WARRENTON, Va. — A Virginia high school is once again considering a parent’s appeal to remove a book from the school’s library that depicts two boys kissing on its cover.
The book, “Two Boys Kissing” by New York Times bestselling author David Levithan, has previously survived a school committee review, but will now be subjected to a public hearing after one parent’s persistent efforts to have the book removed from the Fauquier County High School library.
“Two Boys Kissing” tells the story of two 17-year-old boys participating in in a 32-hour marathon of kissing to set a new Guinness World Record. The boys become a focal point in the lives of other teen boys dealing with languishing long-term relationships, coming out, navigating gender identity, and gay hookup sites — all while the kissing (former) couple tries to figure out their own feelings for each other.
Local parent Jessica Wilson tells FHS Librarian Becca Isaac she is concerned about the content of the cover, specifically that it violates the school’s rules against public displays of affection.
“My first thought was that I was shocked,” Wilson told FHS’s student paper, The Falconer. “My second though was, ‘Who purchased this book and why?’ This book just kind of felt snuck in the by library.”
“I can’t imagine that there wasn’t another, more appropriate book they could have purchased that would have appealed to a wider audience.”
Isaac, a high school Librarian for 16 years, said all book purchases for the library follow the school’s policies, which state material should cover all “points of view on current and historical issues.” The policy also states materials should not be removed because of “partisan or doctrinal disapproval.”
Isaac said there are other books in the library which show straight couples in a kissing embrace, in addition to other books covers which, when looked at through Wilson’s eyes, could also be banned.
“We have books that have guns on the cover and we don’t allow guns in school. We have books with drugs on the cover, it’s not the same kind of issue there…” said Isaac. “I’ve never had a formal complaint about a book.”

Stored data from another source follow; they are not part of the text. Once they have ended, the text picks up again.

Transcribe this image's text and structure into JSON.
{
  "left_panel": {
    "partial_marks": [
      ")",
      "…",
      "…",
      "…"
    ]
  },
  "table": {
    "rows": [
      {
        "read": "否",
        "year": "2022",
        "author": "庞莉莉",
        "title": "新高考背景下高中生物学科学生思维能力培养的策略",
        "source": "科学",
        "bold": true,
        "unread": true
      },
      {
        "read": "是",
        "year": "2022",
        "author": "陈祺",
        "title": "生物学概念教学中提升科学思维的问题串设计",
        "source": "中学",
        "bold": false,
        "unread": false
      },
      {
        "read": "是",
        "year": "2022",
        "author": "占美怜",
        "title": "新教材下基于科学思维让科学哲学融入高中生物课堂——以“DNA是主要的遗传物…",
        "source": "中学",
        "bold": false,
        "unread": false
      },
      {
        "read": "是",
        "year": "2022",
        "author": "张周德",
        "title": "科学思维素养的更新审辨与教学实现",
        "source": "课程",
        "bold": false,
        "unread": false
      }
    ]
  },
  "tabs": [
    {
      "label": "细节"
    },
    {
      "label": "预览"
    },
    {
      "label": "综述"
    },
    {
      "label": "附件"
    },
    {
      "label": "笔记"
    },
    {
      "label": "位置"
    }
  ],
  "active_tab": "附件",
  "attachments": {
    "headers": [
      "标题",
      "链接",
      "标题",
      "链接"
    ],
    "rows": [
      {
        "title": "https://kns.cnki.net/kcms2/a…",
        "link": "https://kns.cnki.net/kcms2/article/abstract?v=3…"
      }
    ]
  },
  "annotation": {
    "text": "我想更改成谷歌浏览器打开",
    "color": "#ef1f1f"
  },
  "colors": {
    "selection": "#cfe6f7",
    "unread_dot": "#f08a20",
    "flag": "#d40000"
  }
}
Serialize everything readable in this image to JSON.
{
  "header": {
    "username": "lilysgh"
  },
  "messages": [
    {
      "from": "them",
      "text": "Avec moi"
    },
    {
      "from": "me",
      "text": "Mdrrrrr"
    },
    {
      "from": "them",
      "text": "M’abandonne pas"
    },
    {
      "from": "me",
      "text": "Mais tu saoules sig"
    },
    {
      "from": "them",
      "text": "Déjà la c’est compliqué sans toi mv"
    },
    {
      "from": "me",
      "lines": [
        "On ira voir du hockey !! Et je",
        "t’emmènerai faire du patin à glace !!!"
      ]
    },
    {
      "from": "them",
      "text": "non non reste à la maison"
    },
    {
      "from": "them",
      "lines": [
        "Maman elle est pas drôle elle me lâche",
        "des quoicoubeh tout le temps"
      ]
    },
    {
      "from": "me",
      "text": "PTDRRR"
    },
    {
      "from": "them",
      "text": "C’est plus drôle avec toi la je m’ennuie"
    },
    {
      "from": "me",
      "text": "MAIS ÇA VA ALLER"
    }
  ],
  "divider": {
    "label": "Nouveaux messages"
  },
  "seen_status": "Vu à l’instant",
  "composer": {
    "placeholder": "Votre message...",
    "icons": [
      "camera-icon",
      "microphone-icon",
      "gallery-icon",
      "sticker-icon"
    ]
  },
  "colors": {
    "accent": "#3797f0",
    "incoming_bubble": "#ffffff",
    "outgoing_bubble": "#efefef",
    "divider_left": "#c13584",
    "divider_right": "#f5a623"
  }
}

Issac says this is the first time she’s seen a book go this far in the challenge process.
A school-based committee voted in February not to remove the book, but Wilson has since appealed this decision.
On April 23, the committee will interview the complainant and possibly others related to the decision to withdraw or retain the book, followed by a public hearing during which time interested citizens may speak to the review committee concerning the subject.
The committee will discuss its findings and is expected to render a decision immediately.
The ACLU of Virginia’s Legal Director Rebecca Glenberg said The Supreme Court has weighed in on issues like this before, and have sided with students’ First Amendment rights “to have access to a broad range of ideas.”
“While school officials have some discretion to decide what books to include in the library, they may not remove a book simply because of disagreement with the ideas in the book,” said Glenberg. ” A book may not be removed simply because it is about a gay relationship, if the same book would be allowed if it described a relationship between a boy and a girl.”
“Two Boys Kissing” was named to the 2013 National Book Award Longlist and is a 2014 Stonewall Honor Book.